今日こそは、そう思ったことも数え切れない。裏切られた数も同じだけある。そんなときは空を見るのだ。空は永遠にそこに在り続ける。逃げもせず、隠れもせず、故に空は空なのだろう。私の生命活動が途絶えても、空は空に存在し続けるだろう。その当たり前の事実は、驚くべき奇跡だった。私は奇跡に触れんがため、苦痛を繋いで命を繋いだ。
空は無限に昼と夜を供給した。あるときは夏の日差しを、あるときはささやかな雪を、慰みに私にもたらしてくれた。暑さ寒さの中でも、私は生き延びていられた。ひとえに、空によって紡がれた私の魂の気力だと思う。私は夏と冬の間で秋を知り、冬と夏の間で春を知った。重ねた年月は、そろそろ私の活動が限界であると告げ始めていた。私によってではなく、私のいる建物に寿命が来たのだ。度々、崩落の音がそこかしこで聞こえるようになった。急がなければならない。
脱出を、空への接触を目指してからどれだけの時が過ぎたことだろう。
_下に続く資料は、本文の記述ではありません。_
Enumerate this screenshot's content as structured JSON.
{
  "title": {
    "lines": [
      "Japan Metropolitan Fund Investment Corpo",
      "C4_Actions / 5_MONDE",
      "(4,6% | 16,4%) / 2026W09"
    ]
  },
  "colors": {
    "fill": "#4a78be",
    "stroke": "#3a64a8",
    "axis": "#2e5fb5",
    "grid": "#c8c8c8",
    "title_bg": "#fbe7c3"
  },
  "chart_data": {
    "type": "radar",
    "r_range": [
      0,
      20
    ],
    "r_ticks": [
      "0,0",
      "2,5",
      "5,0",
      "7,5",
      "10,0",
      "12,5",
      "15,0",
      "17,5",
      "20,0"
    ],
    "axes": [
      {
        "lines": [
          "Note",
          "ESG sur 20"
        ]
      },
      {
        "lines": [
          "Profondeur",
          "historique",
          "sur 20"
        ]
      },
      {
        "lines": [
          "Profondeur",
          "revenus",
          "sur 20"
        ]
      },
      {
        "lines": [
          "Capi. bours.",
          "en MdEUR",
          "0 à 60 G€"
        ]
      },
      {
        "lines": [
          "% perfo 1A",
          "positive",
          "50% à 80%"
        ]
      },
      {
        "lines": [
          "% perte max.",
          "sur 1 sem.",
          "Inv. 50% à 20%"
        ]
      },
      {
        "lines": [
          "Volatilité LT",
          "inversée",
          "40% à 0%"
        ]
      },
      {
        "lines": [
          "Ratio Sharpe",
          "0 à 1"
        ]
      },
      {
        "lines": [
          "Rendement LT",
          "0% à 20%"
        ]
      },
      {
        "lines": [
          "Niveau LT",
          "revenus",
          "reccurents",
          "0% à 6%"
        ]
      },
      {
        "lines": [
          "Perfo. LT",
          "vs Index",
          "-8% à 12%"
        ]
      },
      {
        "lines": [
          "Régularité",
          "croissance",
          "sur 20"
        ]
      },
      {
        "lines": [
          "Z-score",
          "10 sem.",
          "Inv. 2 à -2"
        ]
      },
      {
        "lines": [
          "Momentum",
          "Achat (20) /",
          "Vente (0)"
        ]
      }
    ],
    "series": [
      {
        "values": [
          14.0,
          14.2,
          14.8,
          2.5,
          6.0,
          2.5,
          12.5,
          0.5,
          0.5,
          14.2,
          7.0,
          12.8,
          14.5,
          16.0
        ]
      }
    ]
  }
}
私に終わりの時が来た。積み重ねた歳月は、ついに私を裏切らなかった。私は、扉を突き倒すことに成功していた。蝶番はついに破壊され、扉は自重で自分を責めた。鍵もいよいよ圧し折れた。私はとうとう自由を手に入れた。
念のため、他の房を見て回る。私を除いた全員が、干からびてしまっていた。中には、瓦礫に埋もれてしまって、全くわけのわからない状態の者までいた。私の頭上でいつ崩落が起きても不思議はなかっただろう。その意味で、私に命を与えた雨漏りは、私の命を奪うこともできたのだ。浸水しているということは、盤石でないことの証左だから。
私は運命的な驚きを覚え、自らの為すべきこと、したかったことを思い出した。私は思うように動かない足を引きずって、空へと近付くことにした。
狭い房での長い生活と足りない栄養は、私の体から力を取り払ってしまったらしい。二本の足だけで階段を上ることができない。辛いけれども、それ以上の歓びが待っている。
そうして、私は随喜の頂上に居た。私から空を遮るものはない。四角く切り取られた空でもない。無際限の空がそこにあった。私は腕を、あれほどにまで夢見た空に向かって、伸ばした。
私の指は風を撫で、空には触れなかった。そう、空は依然としてそこに在り、私の眼前から障害物は取り去られているというのに。私の手は空を触れなかった。
なにかがおかしい。私は周りを見回した。ここより高い場所などない。こここそが空に最も近い場所であり、空と親しむ位置であるのに、私は腕を伸ばしてみても、倒れそうになりながら背伸びをしても、一向に、空を感触することがなかった。
理由を考えたとき、私はすぐに直感した。思い当たる節があったのだ。どうということはない。私は妖精に触れようとしていただけなのだ。
自分の身に起きたことが分かった私がどうなったか、もはや語るまでもないことだろう。聞いてくれる人がいたならば。